El enemigo número uno del hombre es la soberbia; se manifiesta de diferentes formas, la más grave es frente a Dios, porque lleva a creer que no lo necesitamos a Él ni a su plan de salvación. En el mundo cotidiano la soberbia se manifiesta cuando creemos que somos superiores a otros seres humanos y que podemos pasar por encima de sus derechos. También se da cuando creemos que nos las sabemos todas y no estamos abiertos al aprendizaje y a la mejora continua, ni escuchamos, ni valoramos a los demás, ni pedimos perdón cuando nos equivocamos.
Por eso cultivar la virtud de la humildad es la mejor receta para esa soberbia que nos obnubila.

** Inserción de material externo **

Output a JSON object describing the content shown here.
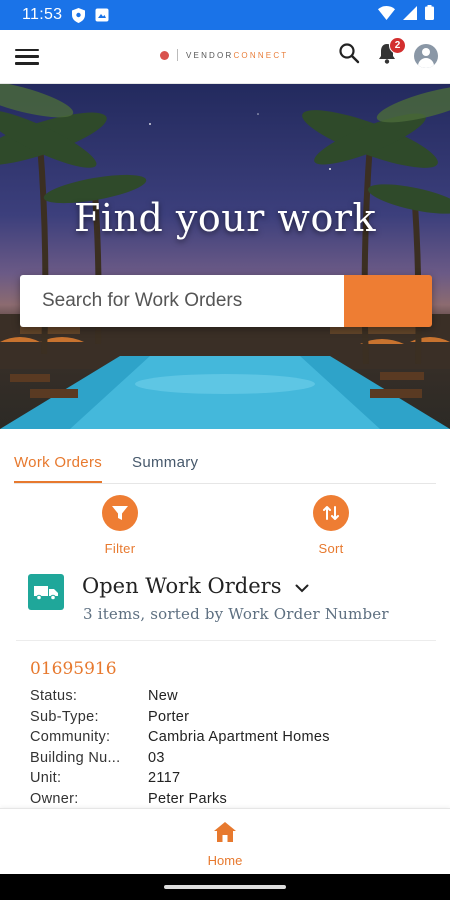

Humildad primero frente a Dios, abriéndonos a sus enseñanzas, siguiendo sus caminos obedientes a sus mandamientos, aprendiendo cada día, pidiendo perdón y sanando, para que se cumpla su voluntad de salvarnos y llevarnos a compartir la eternidad junto a Él.

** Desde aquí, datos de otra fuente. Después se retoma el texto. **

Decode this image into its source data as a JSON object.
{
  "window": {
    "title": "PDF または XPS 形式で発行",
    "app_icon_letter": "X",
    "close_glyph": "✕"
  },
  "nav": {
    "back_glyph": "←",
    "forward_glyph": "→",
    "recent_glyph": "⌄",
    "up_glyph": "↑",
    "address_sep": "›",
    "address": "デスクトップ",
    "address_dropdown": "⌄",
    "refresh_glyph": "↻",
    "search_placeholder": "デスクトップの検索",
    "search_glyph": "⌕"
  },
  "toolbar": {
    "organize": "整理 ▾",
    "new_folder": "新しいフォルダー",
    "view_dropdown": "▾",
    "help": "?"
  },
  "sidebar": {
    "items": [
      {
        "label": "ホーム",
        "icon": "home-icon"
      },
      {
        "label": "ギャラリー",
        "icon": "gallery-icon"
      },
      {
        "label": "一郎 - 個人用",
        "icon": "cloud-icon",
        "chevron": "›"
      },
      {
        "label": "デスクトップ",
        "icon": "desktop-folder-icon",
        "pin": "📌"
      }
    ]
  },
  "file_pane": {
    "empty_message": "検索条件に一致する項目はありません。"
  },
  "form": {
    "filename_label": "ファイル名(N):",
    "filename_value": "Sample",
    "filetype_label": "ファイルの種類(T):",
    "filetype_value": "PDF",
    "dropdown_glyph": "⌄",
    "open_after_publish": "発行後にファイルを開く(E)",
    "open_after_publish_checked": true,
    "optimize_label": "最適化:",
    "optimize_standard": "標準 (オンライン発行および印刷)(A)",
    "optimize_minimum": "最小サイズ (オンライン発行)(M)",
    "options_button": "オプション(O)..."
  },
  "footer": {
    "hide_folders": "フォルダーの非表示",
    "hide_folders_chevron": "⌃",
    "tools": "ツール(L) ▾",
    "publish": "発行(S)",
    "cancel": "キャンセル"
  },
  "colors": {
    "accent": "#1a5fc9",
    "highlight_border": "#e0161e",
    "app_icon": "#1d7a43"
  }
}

La humildad también se expresa valorando a cada persona como creada a imagen y semejanza de Dios, independiente de sus condiciones, creencias, comportamientos, merecedora de nuestra consideración, empatía, generosidad y respeto.
Venimos a esta vida a aprender a amar a Dios y a los demás, así como a nosotros mismos. Nos enseñan las lecturas de la cuaresma que la humildad es una condición para lograr esa armonía entre los tres amores, poniendo siempre de primero el amor a Dios, llenándonos de Él y expresándolo en el amor cada vez mayor a los demás, y como eso genera para nosotros el máximo bien, por ende, lo hacemos también para amarnos mejor a nosotros mismos.
En las lecturas de hoy* vemos a Jesús molesto por el irrespeto en el templo al utilizarlo para asuntos diferentes a la gloria de Dios. Nos hace pensar en la importancia del templo de nuestra Iglesia y el de nuestra alma, que requiere ser limpiado de todo lo que no ponga a Dios en el centro. Nos invita a revisar los ídolos que permitimos que ocupen el lugar de Dios y cuidarnos para que nuestra alma recupere la limpieza y transparencia para que Dios pueda reinar en ella.
Jesús nos presenta muchas paradojas que en el mundo pueden sonar contradictorias y que requieren de humildad para poder aceptarlas y vivirlas. Muchos no entienden la paradoja que lleva implícita la cruz, un Dios aparentemente derrotado y humillado, pero que precisamente esa obediencia llevada al extremo es la mayor expresión de amor y fuente de vida eterna para todos nosotros.
Seamos humildes ante Dios y dejémonos salvar por Él. Seamos humildes con los demás y aprendamos a relacionarnos cada día mejor con todos, aprendiendo de cada uno y valorando a cada criatura de Dios.